Submitted to: Bioresource Technology
Publication Type: Peer Reviewed Journal
Publication Acceptance Date: 3/25/2003
Publication Date: 9/26/2003
Citation: Bansode, R.R., Losso, J.N., Marshall, W.E., Rao, R.M., Portier, R.J. 2003. Adsorption of volatile organic compounds by pecan shell-and almond shell-based granular activated carbons. Bioresource Technology. 90:175-184.
Interpretive Summary: Activated carbon has long been recognized as one of the most versatile adsorbents to be used for the effective removal of organic contaminants in wastewater treatments. More recently, activated carbons made from almond shell and pecan shell have been recognized as excellent adsorbents for toxic metals that contribute heavily to the contamination of water and wastewater. However, the use of almond shell- and pecan shell-based carbons as adsorbents of toxic organic compounds called volatile organic compounds or VOCs has received much less attention than metal adsorption. This study evaluated the use of almond shell and pecan shell carbons for VOC adsorption compared to the VOC uptake of several commercial carbons. The results determined that there was no difference in the quantity of VOCs adsorbed by pecan shell-based carbons and commercial coconut shell-based carbons. Therefore, these carbons could be used interchangeably in applications that require adsorption of VOCs. The use of pecan shells rather than coconut shells as a source material for activated carbon production should be advantageous because pecan shells are an American product that is easily obtained, while coconut shells are an imported product that depend on availability of the coconuts and their cost includes transporting the shells to the United States.

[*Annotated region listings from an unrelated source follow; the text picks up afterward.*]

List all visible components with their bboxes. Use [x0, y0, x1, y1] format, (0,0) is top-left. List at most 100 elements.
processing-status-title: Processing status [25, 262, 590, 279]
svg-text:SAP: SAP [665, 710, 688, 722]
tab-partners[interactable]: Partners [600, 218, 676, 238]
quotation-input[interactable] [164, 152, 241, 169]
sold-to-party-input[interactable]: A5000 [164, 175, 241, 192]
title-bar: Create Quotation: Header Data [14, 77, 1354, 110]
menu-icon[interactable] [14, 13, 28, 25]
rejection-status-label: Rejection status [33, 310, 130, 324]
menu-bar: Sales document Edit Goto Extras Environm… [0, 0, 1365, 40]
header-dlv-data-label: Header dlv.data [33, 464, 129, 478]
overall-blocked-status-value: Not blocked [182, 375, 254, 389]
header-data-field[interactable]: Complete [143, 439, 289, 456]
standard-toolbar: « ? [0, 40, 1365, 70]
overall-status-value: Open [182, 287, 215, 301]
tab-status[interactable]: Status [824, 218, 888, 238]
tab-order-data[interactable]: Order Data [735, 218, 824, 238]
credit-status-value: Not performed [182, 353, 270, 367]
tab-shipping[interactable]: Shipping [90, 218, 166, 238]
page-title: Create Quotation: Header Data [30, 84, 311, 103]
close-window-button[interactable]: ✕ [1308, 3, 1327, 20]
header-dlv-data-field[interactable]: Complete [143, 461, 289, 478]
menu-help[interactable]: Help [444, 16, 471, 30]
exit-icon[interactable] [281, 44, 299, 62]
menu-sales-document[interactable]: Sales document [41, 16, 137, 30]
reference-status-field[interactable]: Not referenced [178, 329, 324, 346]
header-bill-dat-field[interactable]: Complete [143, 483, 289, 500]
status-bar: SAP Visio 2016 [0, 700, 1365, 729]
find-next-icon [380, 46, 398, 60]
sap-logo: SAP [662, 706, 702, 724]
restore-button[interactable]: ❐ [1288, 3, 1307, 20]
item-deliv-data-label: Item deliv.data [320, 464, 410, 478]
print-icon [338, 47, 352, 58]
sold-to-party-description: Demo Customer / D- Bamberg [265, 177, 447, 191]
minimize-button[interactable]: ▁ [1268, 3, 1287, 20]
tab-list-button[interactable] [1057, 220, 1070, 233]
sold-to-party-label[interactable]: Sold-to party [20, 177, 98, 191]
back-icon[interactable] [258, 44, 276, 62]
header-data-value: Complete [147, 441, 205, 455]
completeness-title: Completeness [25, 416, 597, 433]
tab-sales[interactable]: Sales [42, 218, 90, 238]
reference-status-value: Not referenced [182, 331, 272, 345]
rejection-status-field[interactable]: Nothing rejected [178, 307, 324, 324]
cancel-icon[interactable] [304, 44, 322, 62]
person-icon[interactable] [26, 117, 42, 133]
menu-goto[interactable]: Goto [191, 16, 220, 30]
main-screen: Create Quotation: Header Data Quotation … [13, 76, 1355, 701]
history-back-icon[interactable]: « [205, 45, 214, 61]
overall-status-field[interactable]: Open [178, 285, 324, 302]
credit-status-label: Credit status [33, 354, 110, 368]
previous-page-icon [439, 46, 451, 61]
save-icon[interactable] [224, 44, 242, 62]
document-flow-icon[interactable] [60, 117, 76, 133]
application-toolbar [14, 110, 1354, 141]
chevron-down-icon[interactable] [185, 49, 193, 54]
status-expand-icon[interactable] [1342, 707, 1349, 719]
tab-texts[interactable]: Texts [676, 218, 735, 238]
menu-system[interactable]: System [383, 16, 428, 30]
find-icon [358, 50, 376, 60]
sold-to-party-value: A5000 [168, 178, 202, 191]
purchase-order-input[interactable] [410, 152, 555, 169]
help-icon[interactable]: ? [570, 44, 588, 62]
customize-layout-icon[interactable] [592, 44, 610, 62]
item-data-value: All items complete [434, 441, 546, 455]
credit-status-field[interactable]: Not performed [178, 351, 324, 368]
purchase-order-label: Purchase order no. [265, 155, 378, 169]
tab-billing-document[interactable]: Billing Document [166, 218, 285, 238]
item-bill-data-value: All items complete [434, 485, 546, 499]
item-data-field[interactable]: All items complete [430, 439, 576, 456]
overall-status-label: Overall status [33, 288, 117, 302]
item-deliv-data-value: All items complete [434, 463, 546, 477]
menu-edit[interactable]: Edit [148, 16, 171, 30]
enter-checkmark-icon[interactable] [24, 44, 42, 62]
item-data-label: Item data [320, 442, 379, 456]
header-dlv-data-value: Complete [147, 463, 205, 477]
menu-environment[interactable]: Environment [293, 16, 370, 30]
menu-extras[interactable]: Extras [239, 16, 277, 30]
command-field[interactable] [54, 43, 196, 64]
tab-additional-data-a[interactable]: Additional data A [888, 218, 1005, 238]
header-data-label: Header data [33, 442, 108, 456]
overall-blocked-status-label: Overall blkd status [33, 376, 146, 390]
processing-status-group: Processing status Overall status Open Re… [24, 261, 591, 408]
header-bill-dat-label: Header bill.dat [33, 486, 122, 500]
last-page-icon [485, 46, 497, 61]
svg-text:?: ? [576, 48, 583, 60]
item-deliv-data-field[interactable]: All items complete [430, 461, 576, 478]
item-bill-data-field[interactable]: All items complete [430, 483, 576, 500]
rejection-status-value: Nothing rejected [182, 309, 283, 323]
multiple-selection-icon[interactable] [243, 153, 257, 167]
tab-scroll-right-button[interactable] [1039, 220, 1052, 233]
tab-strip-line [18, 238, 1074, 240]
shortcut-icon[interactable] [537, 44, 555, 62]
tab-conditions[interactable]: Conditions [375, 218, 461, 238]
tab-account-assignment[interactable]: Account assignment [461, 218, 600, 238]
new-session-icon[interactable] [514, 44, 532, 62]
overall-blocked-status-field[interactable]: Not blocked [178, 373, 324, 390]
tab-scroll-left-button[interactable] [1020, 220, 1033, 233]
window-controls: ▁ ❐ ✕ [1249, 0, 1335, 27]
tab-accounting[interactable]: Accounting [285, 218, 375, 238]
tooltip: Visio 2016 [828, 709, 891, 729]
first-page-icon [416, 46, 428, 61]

Technical Abstract: The objective of this research was to compare the adsorption of volatile organic compounds (VOCs) using pecan- and almond shell-based granular activated carbons (GACs) and three commercial carbons made from coal or coconut shells. The VOCs used consisted of bromo-dichloromethane, benzene, carbon tetrachloride, 1,1,1-trichloroethane, chloroform, and 1,1-dichloroethane. The pecan shell-based GACs were activated using steam, carbon dioxide or phosphoric acid. An almond shell-based GAC was activated with phosphoric acid. Our results indicated that steam- or carbon dioxide- activated pecan shell carbons were superior in total VOC adsorption to phosphoric acid activated pecan shell or almond shell carbons, inferring that the method of activation selected for the preparation of activated carbons affected the adsorption of volatile organic compounds and hence are factors to be considered in any adsorption process. The steam activated, pecan shell carbon adsorbed more total VOCs than the other experimental carbons and had an adsorption profile similar to the two coconut-based commercial carbons, but had greater adsorption than the coal-based commercial carbon. All the carbons studied adsorbed benzene more effectively than the other organics. Pecan shell, steam activated and acid activated GACs showed higher adsorption of 1,1,1-trichloroethane than the other carbons studied. Multivariate analysis was conducted to group experimental carbons and commercial carbons based on their physical, chemical, and adsorptive properties. The results of the analysis conclude that steam-activated and acid-activated pecan shell carbons clustered together with a coal-based and a coconut shell-based commercial carbons, thus inferring that these experimental carbons could potentially be used as alternative sources for VOC adsorption in an aqueous environment.